Career Crisis in 30s: Fancy First Job, Changed Market Condition, Pretentious Titles, Inflated Salaries and Unclear Career Path
“You know we are a highly rated corporate only because of the value of the commodity we deal with!”, I remember this conversation with an oil company senior executive in my corporate days. While fossil fuel remains one of the primary commodities, today, seasonally hyped commodities and services create very large value corporates for few years that disappear in the quicksand of market trends. Along with them disappear the dreams and aspirations of careers as well.
Today many younger careers are in jeopardy if they start their careers with a silver spoon in ‘one-off’ corporates, government projects or short-term ventures. Fancy start-ups that are going nowhere, hyped up tech corporates that are selling pretentious solutions, over invested ventures that crash land, enterprise initiatives that didn’t take off and piled up debt meanwhile, multi-lateral funded government projects that provide hyped titles and inflated salaries for short duration, etc., have made the human resource market a big pile of bruised egos and battered self-images.
Careers in early 30s discarded by the hyped market cannot find jobs with same fancy titles, salary levels as they are used to. The linear career growth ideas ingrained into their brains does not provide them with out-of-box solutions. They need to keep jumping from one hyped venture to another to another until they become the big pretentious asses everyone despises.
Worse is the case if the young executive has got into the EMI slavery, now the person must earn a minimal quantity to pay for the bike / flat / car / whatever monthly instalment. Our daily news is filled with unfortunate news about people pushed to the brink due to this financial stress. From dual / multi jobs juggling to petty crimes, it manifests in various ways. Yesterday I read about a doctor couple committed suicide after their high investment business went bust and they were unable to pay the monthly instalment. Majority of the bike / car drivers in the city in the non-office hours are primarily earning through bike ride to pay EMI.
The relative anonymity of the platform workers, and low entry barrier ensures an easy opportunity for the EMI slaves. Dvara research (2022) on platform workers mentioning that 40%+ of the workers were of better earning households. There are those with less ego challenges who are willing to make a leap of faith into a new form of career. However, that is not the case with the majority.
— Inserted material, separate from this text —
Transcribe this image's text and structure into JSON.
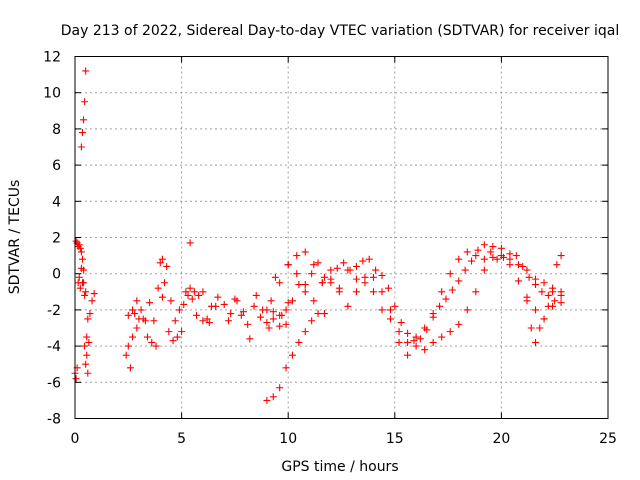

Government employment data that is responsibility and target centric does not measure age-wise breakdown of employed persons – we have entry into market, skill levels data and then who remains employed until retirement age – the wide gap in between does not seem to be relevant for whatever reason for the babus. So, we do not have any data on the platform workers that is qualitative and gives a break-down of their age, primary employment, etc., at a national level.
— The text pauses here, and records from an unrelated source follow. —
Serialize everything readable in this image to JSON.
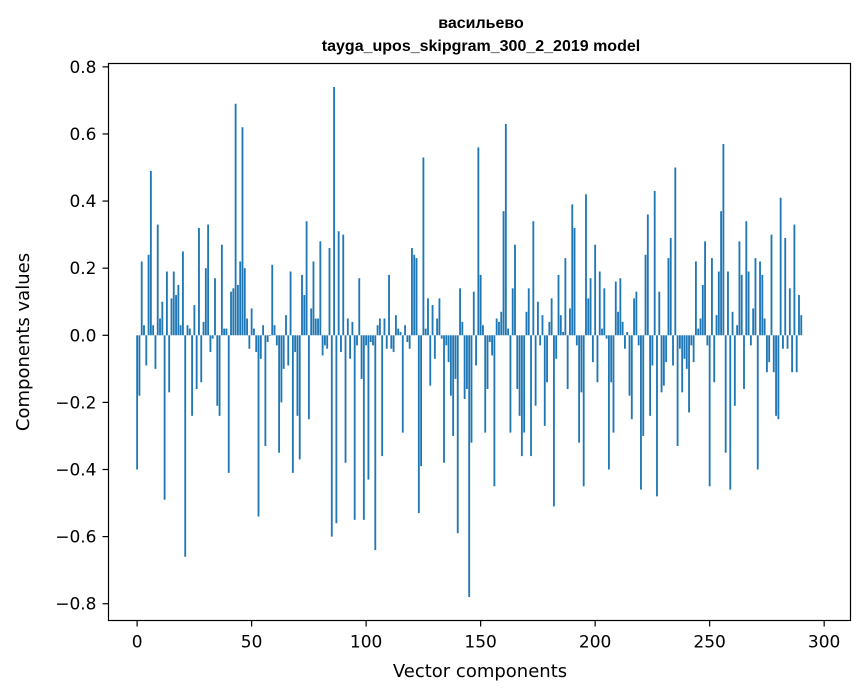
{
  "chart_data": {
    "type": "bar",
    "title": "васильево",
    "subtitle": "tayga_upos_skipgram_300_2_2019 model",
    "xlabel": "Vector components",
    "ylabel": "Components values",
    "xlim": [
      -12.5,
      311.5
    ],
    "ylim": [
      -0.85,
      0.81
    ],
    "xticks": [
      0,
      50,
      100,
      150,
      200,
      250,
      300
    ],
    "yticks": [
      -0.8,
      -0.6,
      -0.4,
      -0.2,
      0.0,
      0.2,
      0.4,
      0.6,
      0.8
    ],
    "ytick_labels": [
      "−0.8",
      "−0.6",
      "−0.4",
      "−0.2",
      "0.0",
      "0.2",
      "0.4",
      "0.6",
      "0.8"
    ],
    "bar_color": "#1f77b4",
    "grid": false,
    "values": [
      -0.4,
      -0.18,
      0.22,
      0.03,
      -0.09,
      0.24,
      0.49,
      0.03,
      -0.1,
      0.33,
      0.05,
      0.1,
      -0.49,
      0.19,
      -0.17,
      0.11,
      0.19,
      0.12,
      0.15,
      0.03,
      0.25,
      -0.66,
      0.03,
      0.02,
      -0.24,
      0.09,
      -0.16,
      0.32,
      -0.14,
      0.04,
      0.2,
      0.33,
      -0.05,
      -0.01,
      0.17,
      -0.21,
      -0.24,
      0.27,
      0.02,
      0.02,
      -0.41,
      0.13,
      0.14,
      0.69,
      0.15,
      0.22,
      0.62,
      0.2,
      0.05,
      -0.04,
      0.08,
      0.02,
      -0.05,
      -0.54,
      -0.07,
      0.03,
      -0.33,
      -0.02,
      0.0,
      0.21,
      0.03,
      -0.03,
      -0.35,
      -0.2,
      -0.1,
      0.06,
      -0.09,
      0.19,
      -0.41,
      -0.05,
      -0.24,
      -0.37,
      0.18,
      0.12,
      0.34,
      -0.25,
      0.08,
      0.22,
      0.05,
      0.05,
      0.28,
      -0.06,
      -0.03,
      -0.04,
      0.26,
      -0.6,
      0.74,
      -0.56,
      0.31,
      -0.05,
      0.3,
      -0.38,
      0.05,
      -0.07,
      0.04,
      -0.55,
      -0.03,
      0.17,
      -0.13,
      -0.55,
      -0.03,
      -0.43,
      -0.02,
      -0.03,
      -0.64,
      0.03,
      0.05,
      -0.36,
      0.05,
      -0.04,
      0.18,
      -0.04,
      -0.05,
      0.06,
      0.02,
      0.01,
      -0.29,
      0.03,
      -0.02,
      -0.04,
      0.26,
      0.24,
      0.23,
      -0.53,
      -0.39,
      0.53,
      0.02,
      0.11,
      -0.15,
      0.09,
      -0.07,
      0.05,
      0.11,
      -0.01,
      -0.38,
      -0.03,
      -0.08,
      -0.18,
      -0.3,
      -0.13,
      -0.59,
      0.14,
      0.04,
      -0.19,
      -0.16,
      -0.78,
      -0.32,
      0.13,
      -0.09,
      0.56,
      0.18,
      0.03,
      -0.29,
      -0.16,
      -0.02,
      -0.06,
      -0.45,
      0.05,
      0.04,
      0.07,
      0.37,
      0.63,
      0.02,
      -0.29,
      0.14,
      0.27,
      -0.16,
      -0.24,
      -0.36,
      -0.29,
      0.07,
      0.14,
      -0.36,
      0.34,
      -0.21,
      0.1,
      -0.03,
      0.06,
      -0.27,
      -0.14,
      0.04,
      0.11,
      -0.51,
      -0.07,
      0.18,
      0.06,
      0.01,
      0.23,
      -0.16,
      0.08,
      0.39,
      0.32,
      -0.03,
      -0.32,
      -0.17,
      -0.45,
      0.42,
      0.11,
      0.17,
      -0.08,
      0.27,
      -0.14,
      0.19,
      0.02,
      0.14,
      -0.01,
      -0.4,
      -0.14,
      -0.29,
      0.16,
      0.07,
      0.17,
      0.04,
      -0.04,
      0.01,
      -0.18,
      -0.25,
      0.11,
      0.13,
      -0.03,
      -0.46,
      -0.3,
      0.24,
      0.36,
      -0.24,
      -0.09,
      0.43,
      -0.48,
      0.13,
      -0.17,
      -0.15,
      -0.08,
      0.23,
      0.29,
      -0.09,
      0.5,
      -0.33,
      -0.04,
      -0.17,
      -0.07,
      -0.1,
      -0.23,
      -0.03,
      -0.08,
      0.22,
      0.02,
      0.05,
      0.15,
      0.28,
      -0.03,
      -0.45,
      0.23,
      -0.14,
      0.06,
      0.19,
      0.37,
      0.57,
      -0.35,
      0.19,
      -0.46,
      0.07,
      -0.21,
      0.03,
      0.28,
      0.18,
      -0.16,
      0.34,
      0.19,
      -0.03,
      0.08,
      0.23,
      -0.4,
      0.22,
      0.18,
      0.05,
      -0.11,
      -0.08,
      0.3,
      -0.11,
      -0.24,
      -0.25,
      0.41,
      -0.04,
      0.29,
      -0.04,
      0.14,
      -0.11,
      0.33,
      -0.11,
      0.12,
      0.06
    ]
  }
}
While unemployment on the one end and projected growth of senior citizen’s challenge within the next decade are both often discussed in media, the career crisis confronting us today, of people who have not built enough experience to be called experts nor can be accepted as entry level enthusiastic workers is a serious issue that needs to be studied and addressed. Human resource is a “commodity” with most potential that is least valued in the market economy,
15/03/2025
Comments
interestingly after posting…
interestingly after posting this, i find this quote as 'trending' in my social media timeline. yes, payscale inequality would be a great way to start to reduce the pressure on the overall unemployment scene. coming from someone who created a large corporate where top management has turned millionaires this is interesting. i don't know the context of this quote as he is prone to make controversial statements often in poor taste, including the famous one that asked Indians work more hours per week. His insights may be genuine if they were presented within the context to whom he is addressing - i often think he is talking to the privileged class - rather than taken as a generic one.